This is the final project report presenting the outcomes of the three year field trial to demonstrate the economic benefits of using renewable energy (specifically solar) to power irrigated sugarcane production.
Report extract
The Australian Renewable Energy Agency (ARENA) is gratefully acknowledged for their funding support of the trial project titled ‘Adapting Renewable Energy Concepts to Irrigated Sugar Cane Production at Bundaberg’.
The water energy nexus has created a dilemma for many irrigators since the establishment of the National Electricity Market (NEM) and significant increases in the cost of grid supplied electricity.
The Bundaberg Irrigators Group (BRIG) posed the following hypothesis. For farming situations where replacement of travelling gun systems with low pressure overhead applicators is not feasible due to farm layout and topographical or water supply constraints:
- Could a HES be developed and proven to deliver similar combined effect of cost reduction and greater operational freedom without the constraints of tariff cost and time of use restrictions? and
- Could this system improve yield potential?
A trial to test the energy savings potential of solar-grid Hybrid Energy System (HES) with travelling gun irrigation was proposed and undertaken by the BRIG and their farming enterprise member, Killer Family Holdings, at their farm on Manoo Road, Sharon, 14 kilometres west of Bundaberg, Queensland, Australia.
BRIG represents irrigators in the Bundaberg district across a range of commodity groups, with sugarcane being the predominant crop.
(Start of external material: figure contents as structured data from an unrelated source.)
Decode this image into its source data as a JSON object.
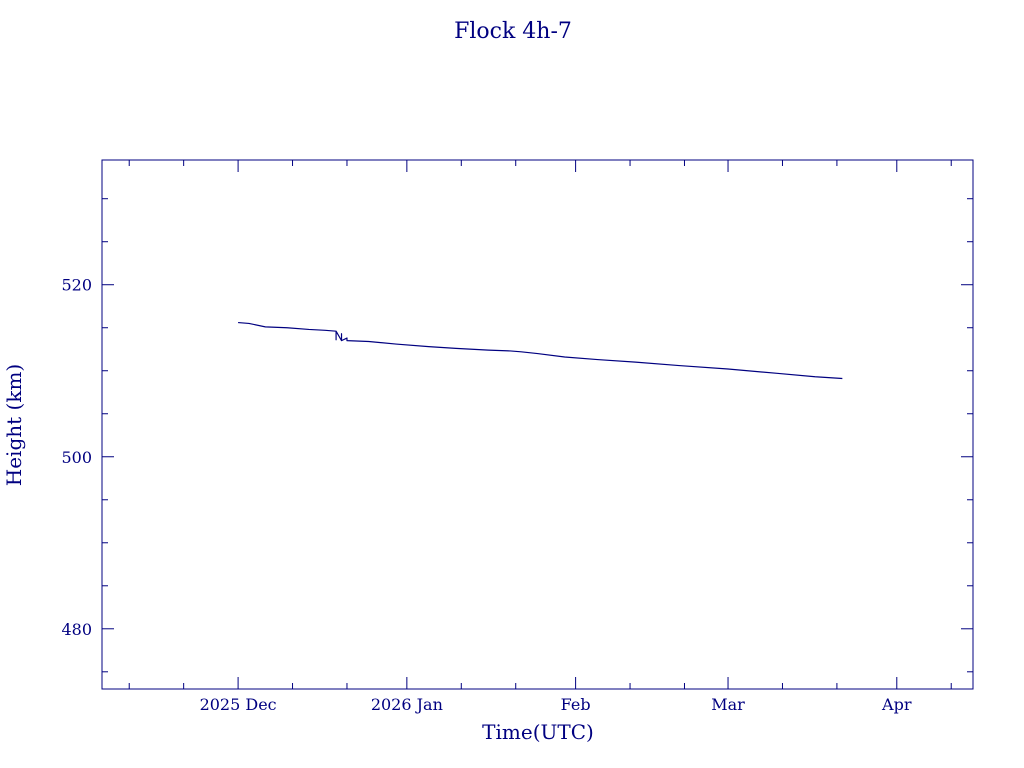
{
  "chart_data": {
    "type": "line",
    "title": "Flock 4h-7",
    "xlabel": "Time(UTC)",
    "ylabel": "Height (km)",
    "xlim": [
      "2025-11-06",
      "2026-04-15"
    ],
    "ylim": [
      473,
      534.5
    ],
    "grid": false,
    "x_ticks": [
      {
        "date": "2025-12-01",
        "label": "2025 Dec"
      },
      {
        "date": "2026-01-01",
        "label": "2026 Jan"
      },
      {
        "date": "2026-02-01",
        "label": "Feb"
      },
      {
        "date": "2026-03-01",
        "label": "Mar"
      },
      {
        "date": "2026-04-01",
        "label": "Apr"
      }
    ],
    "y_ticks": [
      480,
      500,
      520
    ],
    "series": [
      {
        "color": "#000080",
        "points": [
          {
            "x": "2025-12-01",
            "y": 515.6
          },
          {
            "x": "2025-12-03",
            "y": 515.5
          },
          {
            "x": "2025-12-06",
            "y": 515.1
          },
          {
            "x": "2025-12-10",
            "y": 515.0
          },
          {
            "x": "2025-12-14",
            "y": 514.8
          },
          {
            "x": "2025-12-17",
            "y": 514.7
          },
          {
            "x": "2025-12-19",
            "y": 514.6
          },
          {
            "x": "2025-12-19",
            "y": 513.6
          },
          {
            "x": "2025-12-19",
            "y": 514.6
          },
          {
            "x": "2025-12-20",
            "y": 513.5
          },
          {
            "x": "2025-12-20",
            "y": 514.3
          },
          {
            "x": "2025-12-20",
            "y": 513.5
          },
          {
            "x": "2025-12-21",
            "y": 513.8
          },
          {
            "x": "2025-12-21",
            "y": 513.5
          },
          {
            "x": "2025-12-25",
            "y": 513.4
          },
          {
            "x": "2025-12-30",
            "y": 513.1
          },
          {
            "x": "2026-01-05",
            "y": 512.8
          },
          {
            "x": "2026-01-10",
            "y": 512.6
          },
          {
            "x": "2026-01-16",
            "y": 512.4
          },
          {
            "x": "2026-01-20",
            "y": 512.3
          },
          {
            "x": "2026-01-22",
            "y": 512.2
          },
          {
            "x": "2026-01-25",
            "y": 512.0
          },
          {
            "x": "2026-01-30",
            "y": 511.6
          },
          {
            "x": "2026-02-05",
            "y": 511.3
          },
          {
            "x": "2026-02-12",
            "y": 511.0
          },
          {
            "x": "2026-02-20",
            "y": 510.6
          },
          {
            "x": "2026-03-01",
            "y": 510.2
          },
          {
            "x": "2026-03-10",
            "y": 509.7
          },
          {
            "x": "2026-03-17",
            "y": 509.3
          },
          {
            "x": "2026-03-22",
            "y": 509.1
          }
        ]
      }
    ]
  }
}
Renewable and Hybrid Energy systems (HES’s) present a promising alternative energy opportunity for many producers. However HES’s present two critical issues for growers; whether such a system is capable of maintaining the peak irrigation requirement for the daily energy demands of sugarcane production; and whether solar powered hybrid energy systems could change irrigation management practices leading to increased farm productivity.